A look at how UK pensions compare with those in other countries. The note compares the UK state pension with similar systems in Europe and goes on to look more broadly at the structural differences in the sources of pensioner income across economically advanced countries.Jump to full report >>
This note looks at how UK pensions compare with those in other countries. It includes a comparison of the UK state pension with similar systems in Europe and goes on to look more broadly at the structural differences in the sources of pensioner income across economically advanced countries.
The task of comparing pension provision in the UK with that of other countries is complicated by substantial differences in the structure of pension systems across the developed world. Countries differ not just in the reliance placed on state pension provision as a component of overall pensioner income but also in the structure, eligibility criteria and financing basis of the state pension system.

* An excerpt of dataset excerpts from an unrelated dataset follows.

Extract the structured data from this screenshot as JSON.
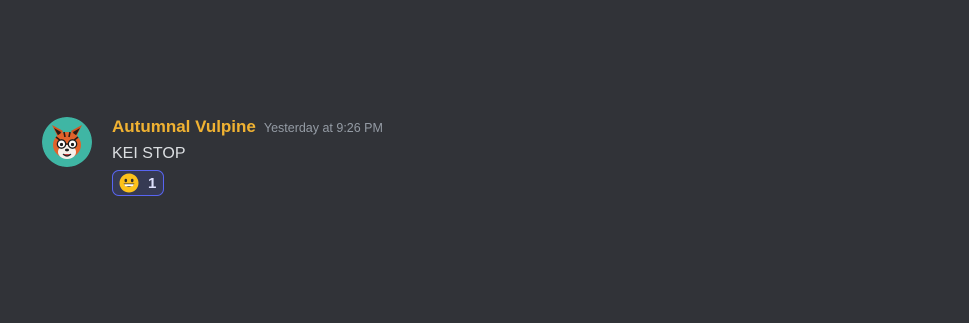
{
  "message": {
    "username": "Autumnal Vulpine",
    "timestamp": "Yesterday at 9:26 PM",
    "text": "KEI STOP",
    "avatar_icon": "fox-avatar",
    "username_color": "#f0b232",
    "reactions": [
      {
        "emoji": "grinning-face-icon",
        "count": "1",
        "active": true
      }
    ]
  },
  "colors": {
    "background": "#313338",
    "reaction_border": "#5865f2",
    "text": "#dbdee1",
    "timestamp": "#949ba4"
  }
}
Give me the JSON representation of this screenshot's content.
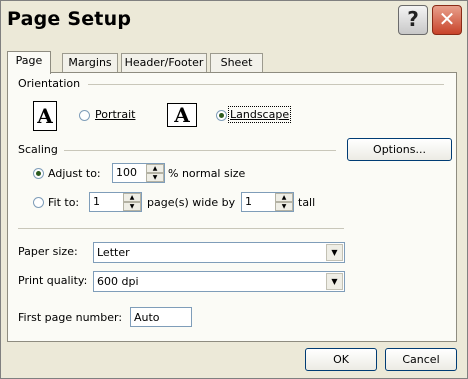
{
  "window": {
    "title": "Page Setup",
    "help_glyph": "?",
    "close_glyph": "✕"
  },
  "tabs": [
    {
      "label": "Page",
      "active": true
    },
    {
      "label": "Margins",
      "active": false
    },
    {
      "label": "Header/Footer",
      "active": false
    },
    {
      "label": "Sheet",
      "active": false
    }
  ],
  "orientation": {
    "label": "Orientation",
    "portrait_icon": "A",
    "portrait_label": "Portrait",
    "landscape_icon": "A",
    "landscape_label": "Landscape",
    "selected": "landscape"
  },
  "scaling": {
    "label": "Scaling",
    "adjust_to_label": "Adjust to:",
    "adjust_value": "100",
    "adjust_suffix": "% normal size",
    "fit_to_label": "Fit to:",
    "fit_wide_value": "1",
    "fit_wide_suffix": "page(s) wide by",
    "fit_tall_value": "1",
    "fit_tall_suffix": "tall",
    "selected": "adjust"
  },
  "options_button": "Options...",
  "paper_size": {
    "label": "Paper size:",
    "value": "Letter"
  },
  "print_quality": {
    "label": "Print quality:",
    "value": "600 dpi"
  },
  "first_page_number": {
    "label": "First page number:",
    "value": "Auto"
  },
  "footer": {
    "ok": "OK",
    "cancel": "Cancel"
  },
  "colors": {
    "face": "#ece9d8",
    "panel": "#fbfbf6",
    "close": "#c8432a"
  }
}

A comparison of state pension alone shows the UK providing a lower level of pension than most other advanced economies relative to average earnings, however, the relative position of pensioners converges if income from all sources is considered. According to an OECD analysis published in 2017, the UK has an overall net replacement rate of 29.0% from mandatory pensions for an average earner (well below the OECD average of 62.9% and the EU average of 70.6%). When voluntary provision (mainly workplace pensions) is included as well, the UK’s net replacement rate rises to 62.2%, while the OECD and EU averages rise to 69.1% and 73.8% respectively.
The UK devotes a smaller percentage of its GDP to state pensions and pensioner benefits than most other advanced economies. Income from occupational and personal pensions is a relatively important source of pensioner income in the UK, in contrast to many other countries where state provision (financed either through social insurance contributions or general taxation) is dominant.